Digital Cultures, Big Data & Society

Call for Papers

15-16 February 2018

@UCD Humanities Institute

Hosted by the IRC Industrial Memories project

Keynote Speakers:

Professor Alison Booth, University of Virginia

Professor Geoffrey Rockwell, University of Alberta

 

This symposium on digital cultures, big data and society focuses on questions of close and distant reading and the critical functions of digital tools in the humanities.
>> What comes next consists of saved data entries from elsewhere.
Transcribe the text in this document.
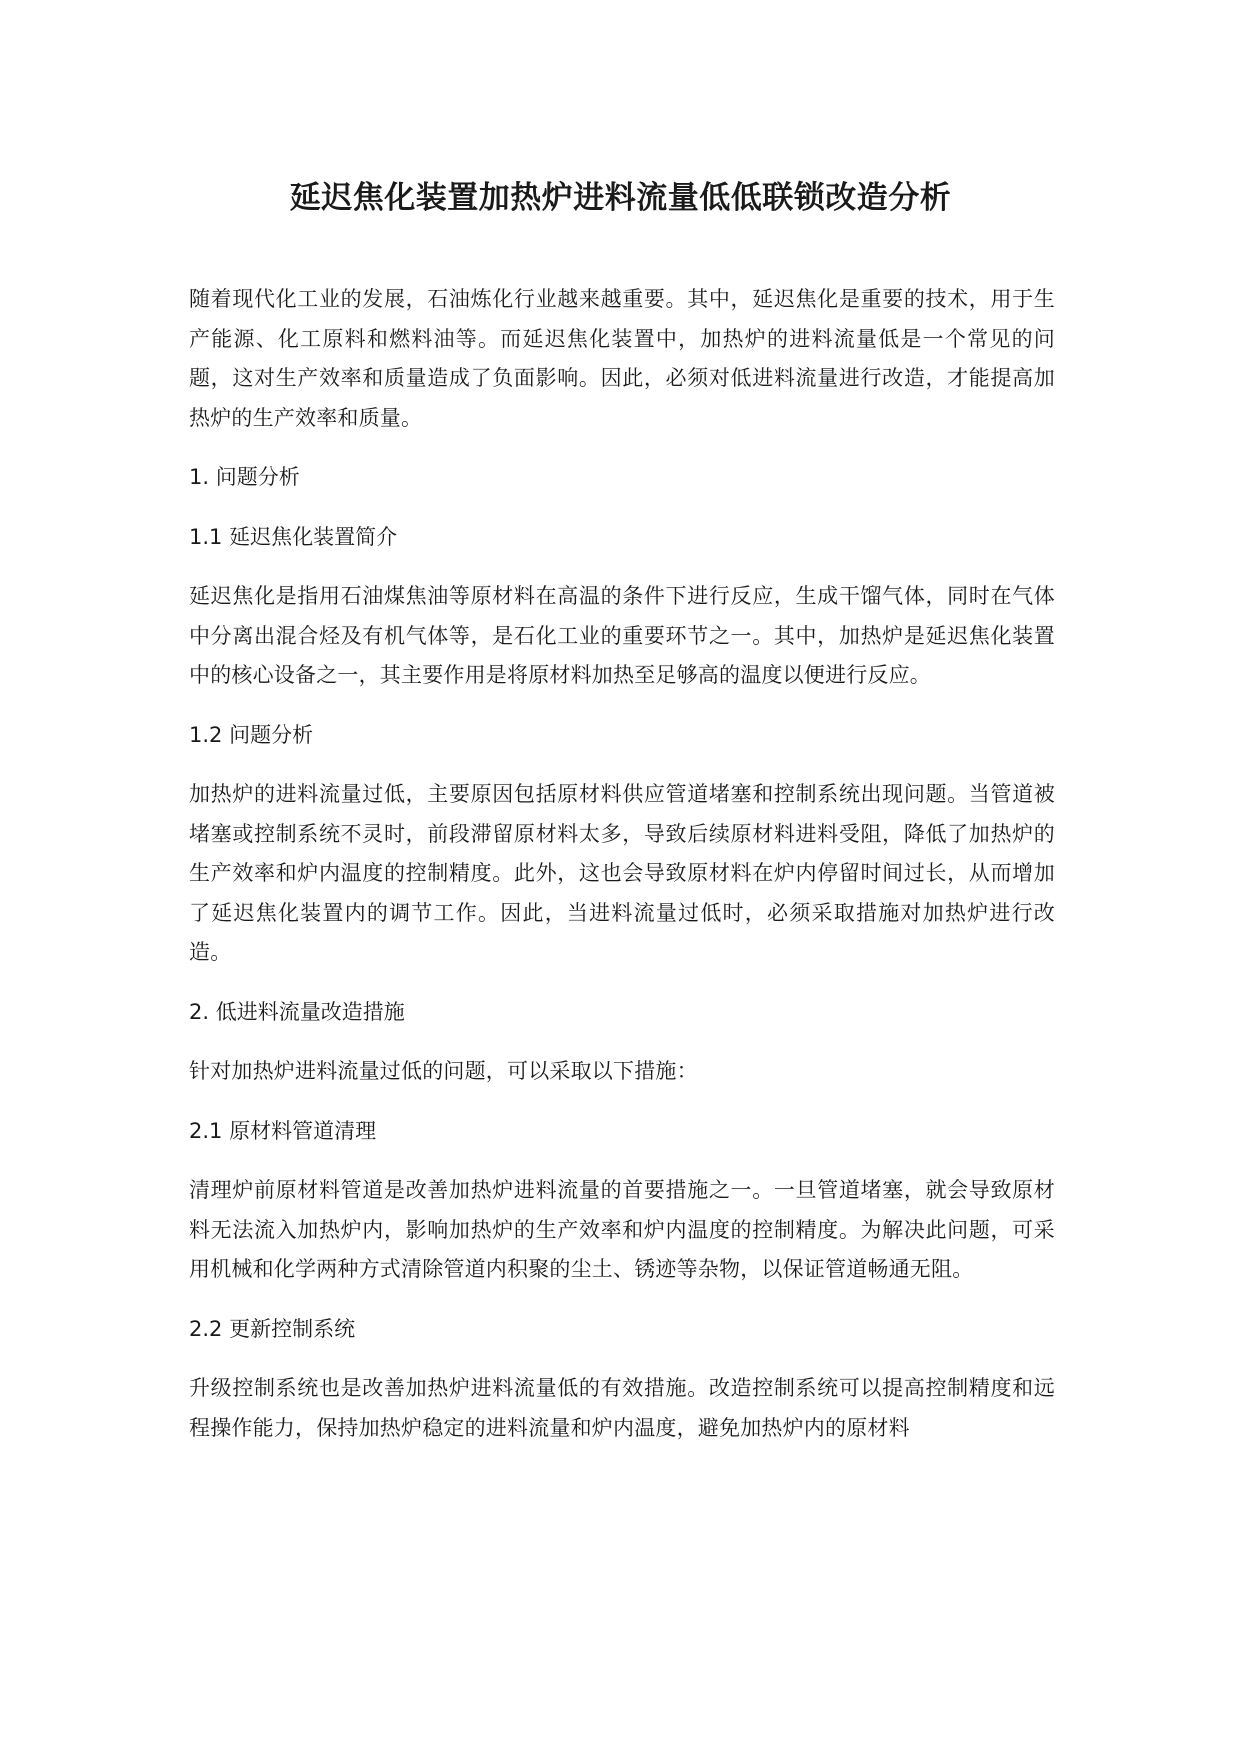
延迟焦化装置加热炉进料流量低低联锁改造分析

随着现代化工业的发展，石油炼化行业越来越重要。其中，延迟焦化是重要的技术，用于生产能源、化工原料和燃料油等。而延迟焦化装置中，加热炉的进料流量低是一个常见的问题，这对生产效率和质量造成了负面影响。因此，必须对低进料流量进行改造，才能提高加热炉的生产效率和质量。

1. 问题分析

1.1 延迟焦化装置简介

延迟焦化是指用石油煤焦油等原材料在高温的条件下进行反应，生成干馏气体，同时在气体中分离出混合烃及有机气体等，是石化工业的重要环节之一。其中，加热炉是延迟焦化装置中的核心设备之一，其主要作用是将原材料加热至足够高的温度以便进行反应。

1.2 问题分析

加热炉的进料流量过低，主要原因包括原材料供应管道堵塞和控制系统出现问题。当管道被堵塞或控制系统不灵时，前段滞留原材料太多，导致后续原材料进料受阻，降低了加热炉的生产效率和炉内温度的控制精度。此外，这也会导致原材料在炉内停留时间过长，从而增加了延迟焦化装置内的调节工作。因此，当进料流量过低时，必须采取措施对加热炉进行改造。

2. 低进料流量改造措施

针对加热炉进料流量过低的问题，可以采取以下措施：

2.1 原材料管道清理

清理炉前原材料管道是改善加热炉进料流量的首要措施之一。一旦管道堵塞，就会导致原材料无法流入加热炉内，影响加热炉的生产效率和炉内温度的控制精度。为解决此问题，可采用机械和化学两种方式清除管道内积聚的尘土、锈迹等杂物，以保证管道畅通无阻。

2.2 更新控制系统

升级控制系统也是改善加热炉进料流量低的有效措施。改造控制系统可以提高控制精度和远程操作能力，保持加热炉稳定的进料流量和炉内温度，避免加热炉内的原材料
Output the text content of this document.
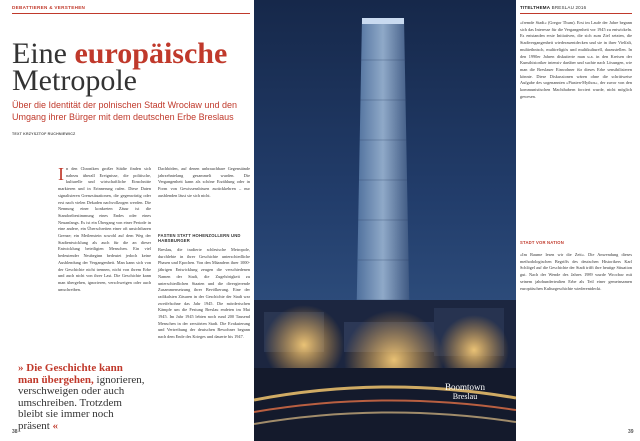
DEBATTIEREN & VERSTEHEN
Eine europäische
Metropole

Über die Identität der polnischen Stadt Wrocław und den Umgang ihrer Bürger mit dem deutschen Erbe Breslaus

TEXT KRZYSZTOF RUCHNIEWICZ

In den Chroniken großer Städte finden sich nahezu überall Ereignisse, die politische, kulturelle und wirtschaftliche Einschnitte markieren und in Erinnerung rufen. Diese Daten signalisieren Grenzsituationen, die gegenwärtig oder erst nach vielen Dekaden nachvollzogen werden. Die Nennung einer konkreten Zäsur ist die Standortbestimmung eines Endes oder eines Neuanfangs. Es ist ein Übergang von einer Periode in eine andere, ein Überschreiten einer oft unsichtbaren Grenze; ein Meilenstein sowohl auf dem Weg der Stadtentwicklung als auch für die an dieser Entwicklung beteiligten Menschen. Ein viel bedeutender Neubeginn bedeutet jedoch keine Ausblendung der Vergangenheit. Man kann sich von der Geschichte nicht trennen, nicht von ihrem Erbe und auch nicht von ihrer Last. Die Geschichte kann man übergehen, ignorieren, verschweigen oder auch umschreiben.

Dachböden, auf denen unbrauchbare Gegenstände jahrzehntelang gesammelt wurden. Die Vergangenheit kann als schöne Erzählung oder in Form von Gewissensbissen zurückkehren – nur ausblenden lässt sie sich nicht.

FASTEN STATT HOHENZOLLERN UND HABSBURGER

Breslau, die tradierte schlesische Metropole, durchlebte in ihrer Geschichte unterschiedliche Phasen und Epochen. Von den Mäandern ihrer 1000-jährigen Entwicklung zeugen die verschiedenen Namen der Stadt, die Zugehörigkeit zu unterschiedlichen Staaten und die divergierende Zusammensetzung ihrer Bevölkerung. Eine der radikalsten Zäsuren in der Geschichte der Stadt war zweifelsohne das Jahr 1945. Die mörderischen Kämpfe um die Festung Breslau endeten im Mai 1945. Im Jahr 1945 lebten noch rund 200 Tausend Menschen in der zerstörten Stadt. Die Evakuierung und Vertreibung der deutschen Bewohner begann nach dem Ende des Krieges und dauerte bis 1947.

» Die Geschichte kann man übergehen, ignorieren, verschweigen oder auch umschreiben. Trotzdem bleibt sie immer noch präsent «

38
Boomtown
Breslau
TITELTHEMA BRESLAU 2016

»fremde Stadt« (Gregor Thum). Erst im Laufe der Jahre begann sich das Interesse für die Vergangenheit vor 1945 zu entwickeln. Es entstanden erste Initiativen, die sich zum Ziel setzten, die Stadtvergangenheit wiederzuentdecken und sie in ihrer Vielfalt, multiethnisch, multireligiös und multikulturell, darzustellen. In den 1990er Jahren diskutierte man u.a. in den Kreisen der Kunsthistoriker intensiv darüber und suchte nach Lösungen, wie man die Breslauer Einwohner für dieses Erbe sensibilisieren könnte. Diese Diskussionen wären ohne die schrittweise Aufgabe des sogenannten »Piasten-Mythos«, der zuvor von den kommunistischen Machthabern forciert wurde, nicht möglich gewesen.

STADT VOR NATION

»Im Raume lesen wir die Zeit«. Die Anwendung dieses methodologischen Begriffs des deutschen Historikers Karl Schlögel auf die Geschichte der Stadt trifft ihre heutige Situation gut. Nach der Wende des Jahres 1989 wurde Wrocław mit seinem jahrhundertealten Erbe als Teil einer gemeinsamen europäischen Kulturgeschichte wiederentdeckt.

39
The symposium will consider some of the pressing questions in the fields of digital humanities including:

  • What kinds of research are enabled by the integration of digital practice into the arts, humanities, and social sciences?
  • What new research questions can we ask because of digital methodologies?
  • What are the societal and cultural impacts of digital research in the humanities?
  • What are the ethical and artistic issues provoked by quantitative methodologies such as text mining, machine learning, data visualisation and network analysis?
  • How can digital media become a core element of the digital humanities?
  • What are the tensions between close and distant reading?
  • How can DH projects utilise both close and distant reading, traditional and digital approaches?
  • What are the methodological and epistemological effects of distant reading in the humanities?
  • How can we use visualisations of data as a form of textual and/or real-world analysis?
  • What new subjects and corpora are made available because of increasing use of digital tools?
  • How are research resources affected by the shift towards the digital?
  • What are the critical functions in the humanities of digital tools?

We invite submissions for papers responding to the above questions and that seek to discuss the range of cultural analytics made possible through digital methodologies. Papers on DH projects are particularly welcomed, as well as papers that respond to the DH field in more theoretical terms.